Peki, madem herkes Kurban Bayramının bilincinin bu kadar farkındaysa, neden donduruculara eti yığmanın vakti olarak bakıyoruz Hz. İbrahim‘den kalan bu ibadete? Neden küs olan kardeşler bu bayramı Ümmet Paygamberi ahlakı gereği birbirlerini affetmenin bahanesi olarak görmüyor? Neden bayramlar samimiyetin göstergesi olmaktan çıkıp, bu güzel günler sanal dünyanın soğuk sosyal iletilerine kalıyor ki?

Ve en çok bilgi sahibi olduğumuz ve zora kaldığımızda “benim dedem hacı” deyip olayı kapattığımız din bilgisine ne demeli. Saçı kapalıysa cennete, açıksa belirsiz yorumunu yapan toplumda, bir seçimin abdestsiz kılınan namazlarla kazanılmasına sebep olan ve yanlış düzen adamlarına yapılan her eleştiriyi dinden çıkma olarak gören DİN hangi köyün dini? Oysa ki inandığımız din bizlere iyiliği, güzelliği, yanlışa yanlış, putlaşan düzene itirazı ön görmez mi?
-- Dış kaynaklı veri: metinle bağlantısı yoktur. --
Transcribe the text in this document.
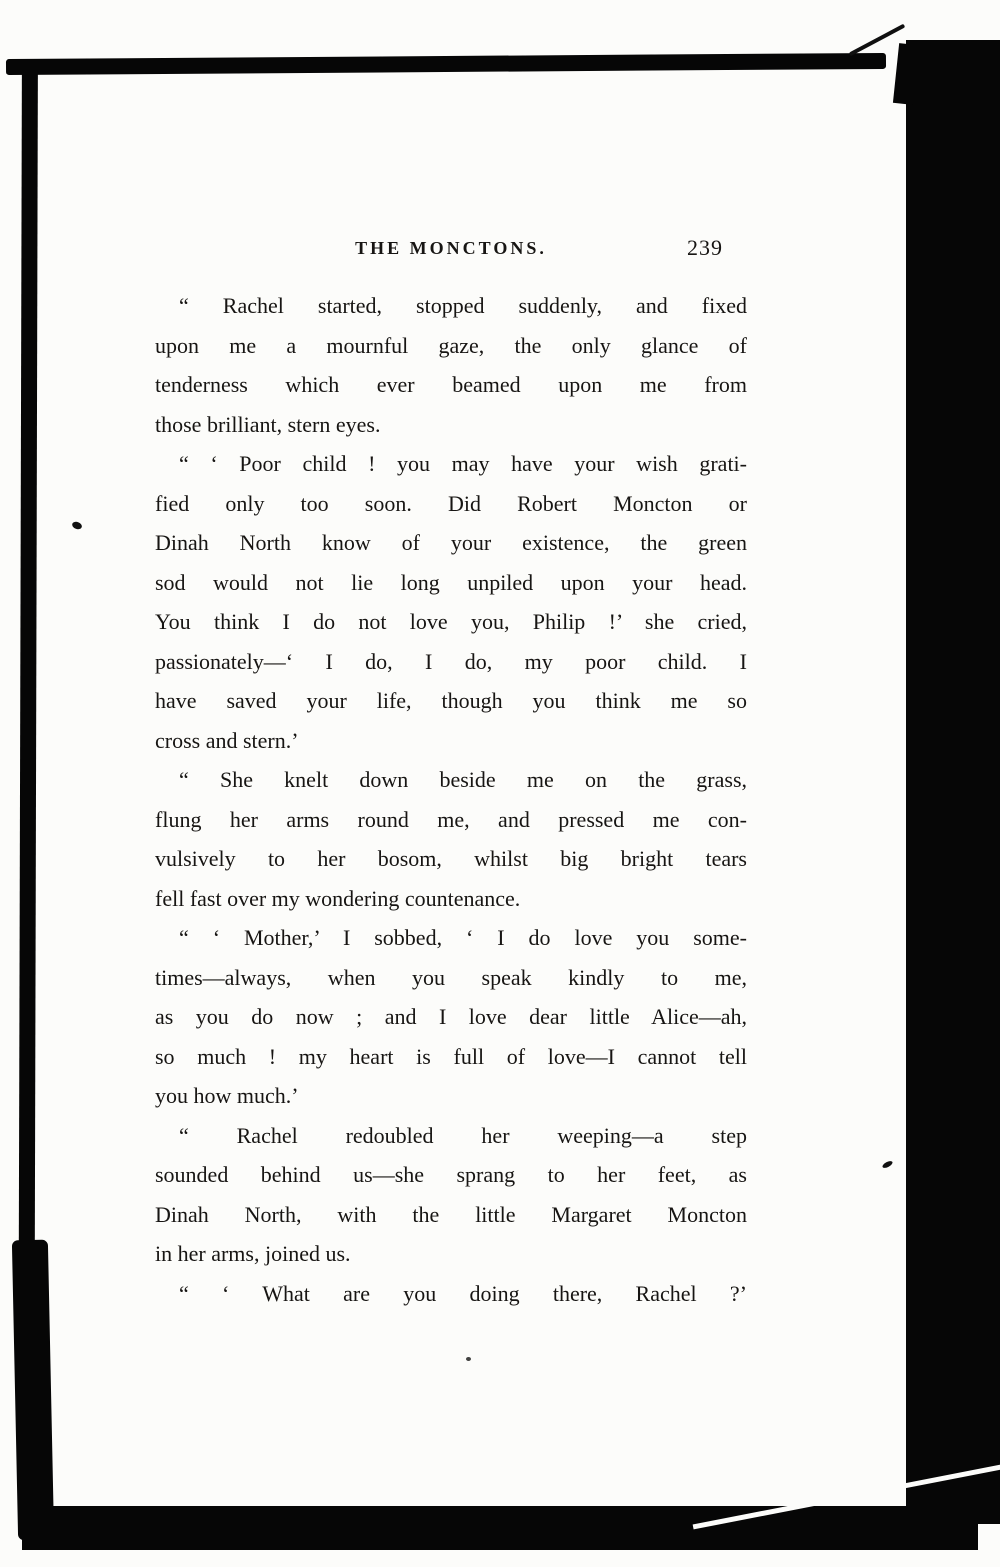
THE MONCTONS.	239
“ Rachel started, stopped suddenly, and fixed
upon me a mournful gaze, the only glance of
tenderness which ever beamed upon me from
those brilliant, stern eyes.
“ ‘ Poor child ! you may have your wish grati-
fied only too soon. Did Robert Moncton or
Dinah North know of your existence, the green
sod would not lie long unpiled upon your head.
You think I do not love you, Philip !’ she cried,
passionately—‘ I do, I do, my poor child. I
have saved your life, though you think me so
cross and stern.’
“ She knelt down beside me on the grass,
flung her arms round me, and pressed me con-
vulsively to her bosom, whilst big bright tears
fell fast over my wondering countenance.
“ ‘ Mother,’ I sobbed, ‘ I do love you some-
times—always, when you speak kindly to me,
as you do now ; and I love dear little Alice—ah,
so much ! my heart is full of love—I cannot tell
you how much.’
“ Rachel redoubled her weeping—a step
sounded behind us—she sprang to her feet, as
Dinah North, with the little Margaret Moncton
in her arms, joined us.
“ ‘ What are you doing there, Rachel ?’
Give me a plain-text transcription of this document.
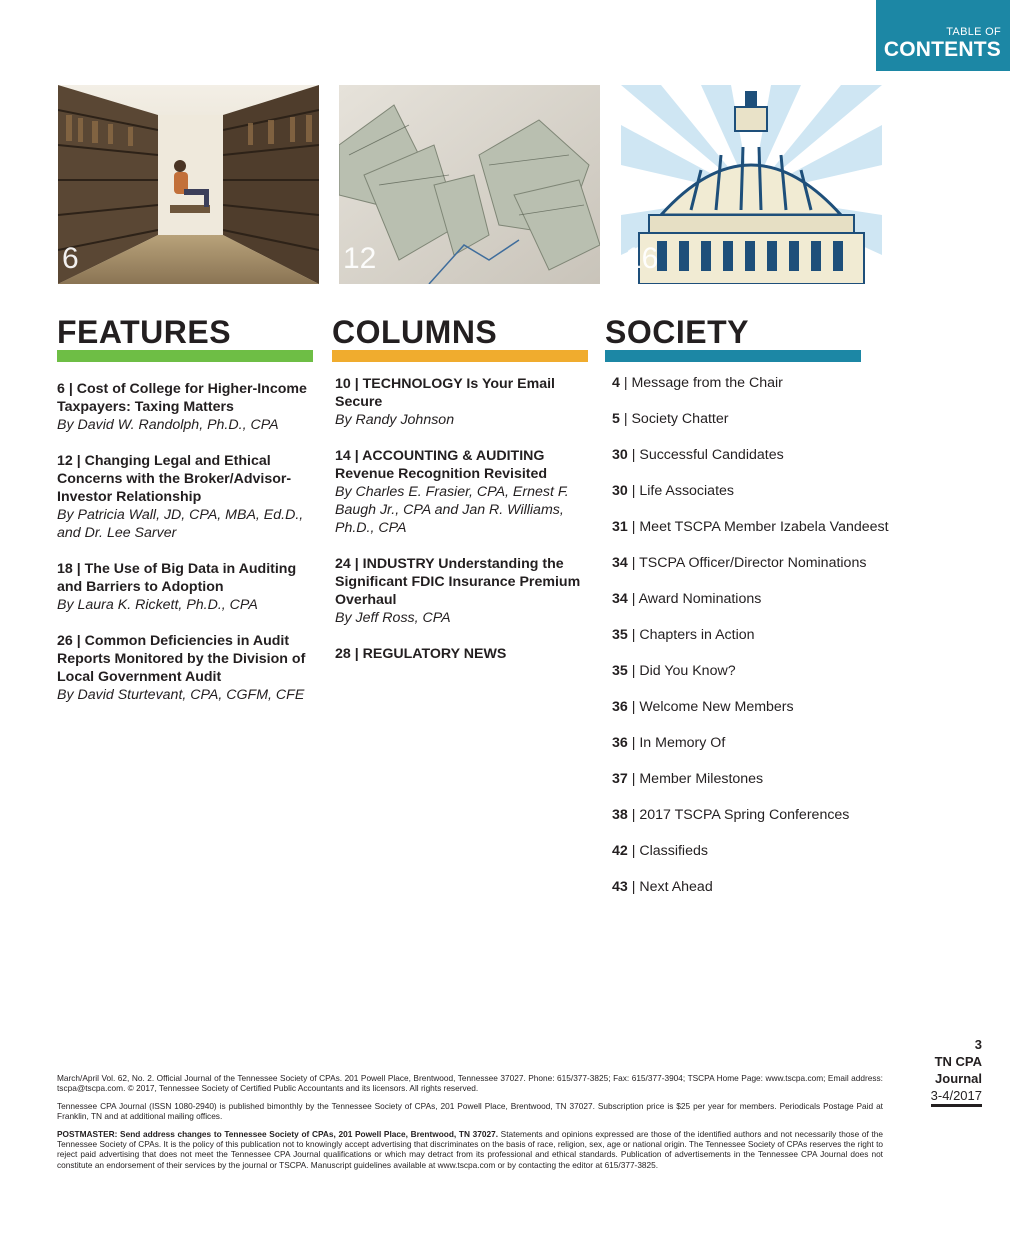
TABLE OF
CONTENTS
6	12	16
FEATURES	COLUMNS	SOCIETY
6 | Cost of College for Higher-Income Taxpayers: Taxing Matters
By David W. Randolph, Ph.D., CPA
12 | Changing Legal and Ethical Concerns with the Broker/Advisor-Investor Relationship
By Patricia Wall, JD, CPA, MBA, Ed.D., and Dr. Lee Sarver
18 | The Use of Big Data in Auditing and Barriers to Adoption
By Laura K. Rickett, Ph.D., CPA
26 | Common Deficiencies in Audit Reports Monitored by the Division of Local Government Audit
By David Sturtevant, CPA, CGFM, CFE
10 | TECHNOLOGY Is Your Email Secure
By Randy Johnson
14 | ACCOUNTING & AUDITING Revenue Recognition Revisited
By Charles E. Frasier, CPA, Ernest F. Baugh Jr., CPA and Jan R. Williams, Ph.D., CPA
24 | INDUSTRY Understanding the Significant FDIC Insurance Premium Overhaul
By Jeff Ross, CPA
28 | REGULATORY NEWS
4 | Message from the Chair
5 | Society Chatter
30 | Successful Candidates
30 | Life Associates
31 | Meet TSCPA Member Izabela Vandeest
34 | TSCPA Officer/Director Nominations
34 | Award Nominations
35 | Chapters in Action
35 | Did You Know?
36 | Welcome New Members
36 | In Memory Of
37 | Member Milestones
38 | 2017 TSCPA Spring Conferences
42 | Classifieds
43 | Next Ahead

March/April Vol. 62, No. 2. Official Journal of the Tennessee Society of CPAs. 201 Powell Place, Brentwood, Tennessee 37027. Phone: 615/377-3825; Fax: 615/377-3904; TSCPA Home Page: www.tscpa.com; Email address: tscpa@tscpa.com. © 2017, Tennessee Society of Certified Public Accountants and its licensors. All rights reserved.

Tennessee CPA Journal (ISSN 1080-2940) is published bimonthly by the Tennessee Society of CPAs, 201 Powell Place, Brentwood, TN 37027. Subscription price is $25 per year for members. Periodicals Postage Paid at Franklin, TN and at additional mailing offices.

POSTMASTER: Send address changes to Tennessee Society of CPAs, 201 Powell Place, Brentwood, TN 37027. Statements and opinions expressed are those of the identified authors and not necessarily those of the Tennessee Society of CPAs. It is the policy of this publication not to knowingly accept advertising that discriminates on the basis of race, religion, sex, age or national origin. The Tennessee Society of CPAs reserves the right to reject paid advertising that does not meet the Tennessee CPA Journal qualifications or which may detract from its professional and ethical standards. Publication of advertisements in the Tennessee CPA Journal does not constitute an endorsement of their services by the journal or TSCPA. Manuscript guidelines available at www.tscpa.com or by contacting the editor at 615/377-3825.

3
TN CPA
Journal
3-4/2017
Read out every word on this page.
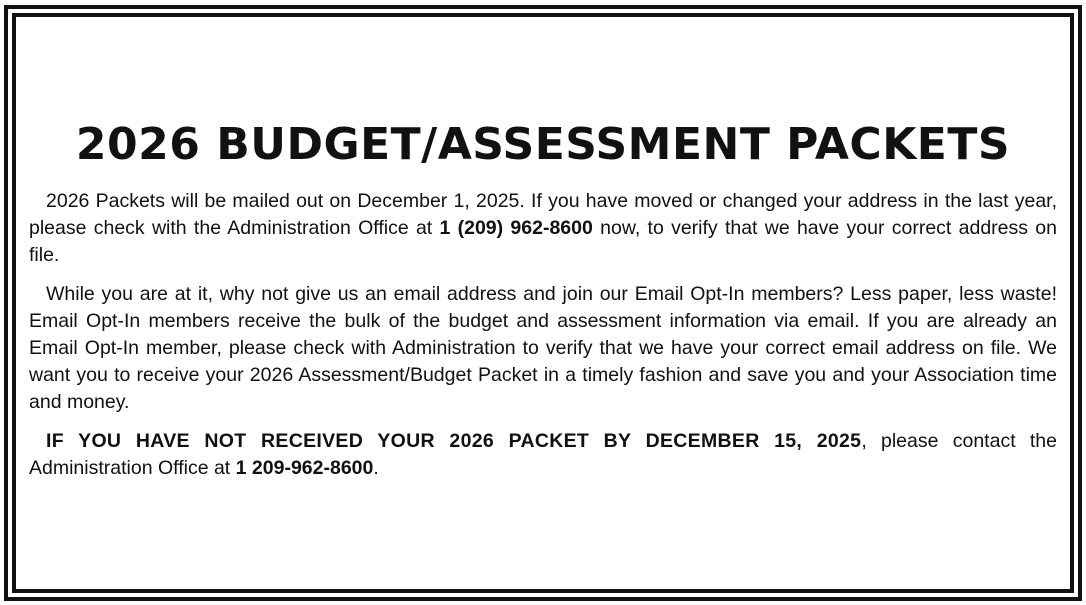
2026 BUDGET/ASSESSMENT PACKETS

2026 Packets will be mailed out on December 1, 2025. If you have moved or changed your address in the last year, please check with the Administration Office at 1 (209) 962-8600 now, to verify that we have your correct address on file.

While you are at it, why not give us an email address and join our Email Opt-In members? Less paper, less waste! Email Opt-In members receive the bulk of the budget and assessment information via email. If you are already an Email Opt-In member, please check with Administration to verify that we have your correct email address on file. We want you to receive your 2026 Assessment/Budget Packet in a timely fashion and save you and your Association time and money.

IF YOU HAVE NOT RECEIVED YOUR 2026 PACKET BY DECEMBER 15, 2025, please contact the Administration Office at 1 209-962-8600.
Evet her şeyi biliyoruz, neden bu kadar ölürken cümle kuramıyoruz peki? Neden bu kadar tarih bilgimiz varken her geçen gün çocukların büyüyemediği ülkeler olmamak için mücadele etmiyoruz? Neden milliyetçiliği Para ile satın aldığımız Kolayı Logar kapağına dökmekten ibaret sayıyoruz? Neden şarkıları, insani değerleri, sahip olduğumuz kahramanları, ideolojileri ayrışmak olarak kullanıyoruz. Oysaki Allah bize “Ey Müslümanlar” olarak seslenmiyor mu?

Ve şunu belirtirim ki, bilmek, inanmak, değerlerimize anlam katabilmek, yarınların plan ve projelerini bugünden hazırlayabilmek için okumak gerekir. İlmi sosyal medyada, politikayı kahvede, dini içki masasında konuştuğumuz sürece torpil çocukların masum eğlencesi değil, yeni dünya düzenindeki ülkemizin vazgeçilmez gerçeği olarak kalacaktır.